My research is focussed upon using trace fossils to help understand depositional environments in deep water turbidites. The Rosario Formation in Baja California, Mexico, are an excellent case study, because the depositional environments, architecture, stratigraphy and evolution of these channel turbidite rocks have been studied by members of the “Slopes 2 Consortium” (www.turbidites.org) for several years, and I have been working in the field with other members of this research team. Surprisingly, the trace fossils within this system have not been studied in detail until now, and as with other turbidite systems, they have not been studied systematically across the range of depositional environments present in these settings.
Trace fossils are widely used in palaeoenvironmental interpretation, facies models and reservoir characterization, but this approach mostly been applied to shallow marine rocks, such as those from the continental shelf, shoreface and deltaic settings. Trace fossils from deep marine environments have not typically been used in these kinds of high resolution palaeoenvironmental studies – although preliminary research suggests that trace fossils are likely to be equally useful in these applications.
I have just returned from my second month-long field session down in Baja California (May 2010), where I have been working on identifying trace fossil assemblages that are diagnostic for different palaeoenvironments. These palaeoenvironments are subject to different conditions such as Oxygen concentration, current energy, sedimentation rate and nutrient supply. Different environments are consequently inhabited by contrasting benthic communities and these are reflected in the trace fossil assemblages within the rocks. The archetypal view is that almost the entire deep marine realm is characterized by trace fossils of the Nereites ichnofacies. In contrast, my work in the Rosario Formation has shown that it is possible to recognize trace fossils and assemblages that can be used to identify different parts within this complex channel-turbidite system. These include axial and confined parts of the channel, overbank and terrace deposits, internal levees and major confining levees.

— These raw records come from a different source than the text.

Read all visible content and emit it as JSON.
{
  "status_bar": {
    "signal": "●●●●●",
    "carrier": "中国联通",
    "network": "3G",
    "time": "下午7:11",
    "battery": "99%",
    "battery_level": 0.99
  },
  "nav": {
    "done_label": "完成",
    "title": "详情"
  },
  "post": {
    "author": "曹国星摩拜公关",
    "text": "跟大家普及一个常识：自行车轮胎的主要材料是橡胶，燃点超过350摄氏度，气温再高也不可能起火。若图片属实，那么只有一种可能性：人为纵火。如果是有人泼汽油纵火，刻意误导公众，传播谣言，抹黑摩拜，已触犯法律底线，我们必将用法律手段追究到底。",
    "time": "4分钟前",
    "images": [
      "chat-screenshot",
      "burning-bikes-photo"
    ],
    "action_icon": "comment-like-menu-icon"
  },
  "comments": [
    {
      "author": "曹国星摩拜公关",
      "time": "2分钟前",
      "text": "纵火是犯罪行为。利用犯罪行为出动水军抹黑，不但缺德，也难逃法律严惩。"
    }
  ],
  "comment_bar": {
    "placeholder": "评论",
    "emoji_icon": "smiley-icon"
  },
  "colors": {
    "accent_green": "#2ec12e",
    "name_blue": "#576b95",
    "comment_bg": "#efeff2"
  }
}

The work in Baja has been a whole new experience compared with fieldwork I have done elsewhere. Firstly, it’s remote: Some localities are hours away from a paved road, which still be hours away from a proper town. It’s also a long, long way from a hospital or emergency facilities. There’s also no cell phone signals, and obviously no wi-fi internet or other communications, so you need to make sure the satellite phone is well charged. It’s also really dirty: Deserts and semi-arid regions are dusty and sandy and being an ichnologist means you often have to dig and hammer to get at your samples. Oh, and you only get to shower once a week. Thirdly, the wildlife: As well as your usual bees, wasps and biting flies, there are giant centipedes, scorpions, rattlesnakes and the ominous sounding tarantula hawk to contend with. Fourthly, the beauty: Once you get over the fact that the place first appears barren, brown and dusty, you can really start to appreciate that it is a stunning location to do fieldwork. Camping for weeks at a time among the cacti and coyotes can be hard work, but is compensated by camping in such a fantastic setting, with what is always a fun and lively international group of geologists. The most recent work this May was really productive and successful with lots of good data collected. It looks like I’m also going to have to head back in the autumn for another look at the Rosario Formation, and I’m sure I can find some excuses for another visit after that!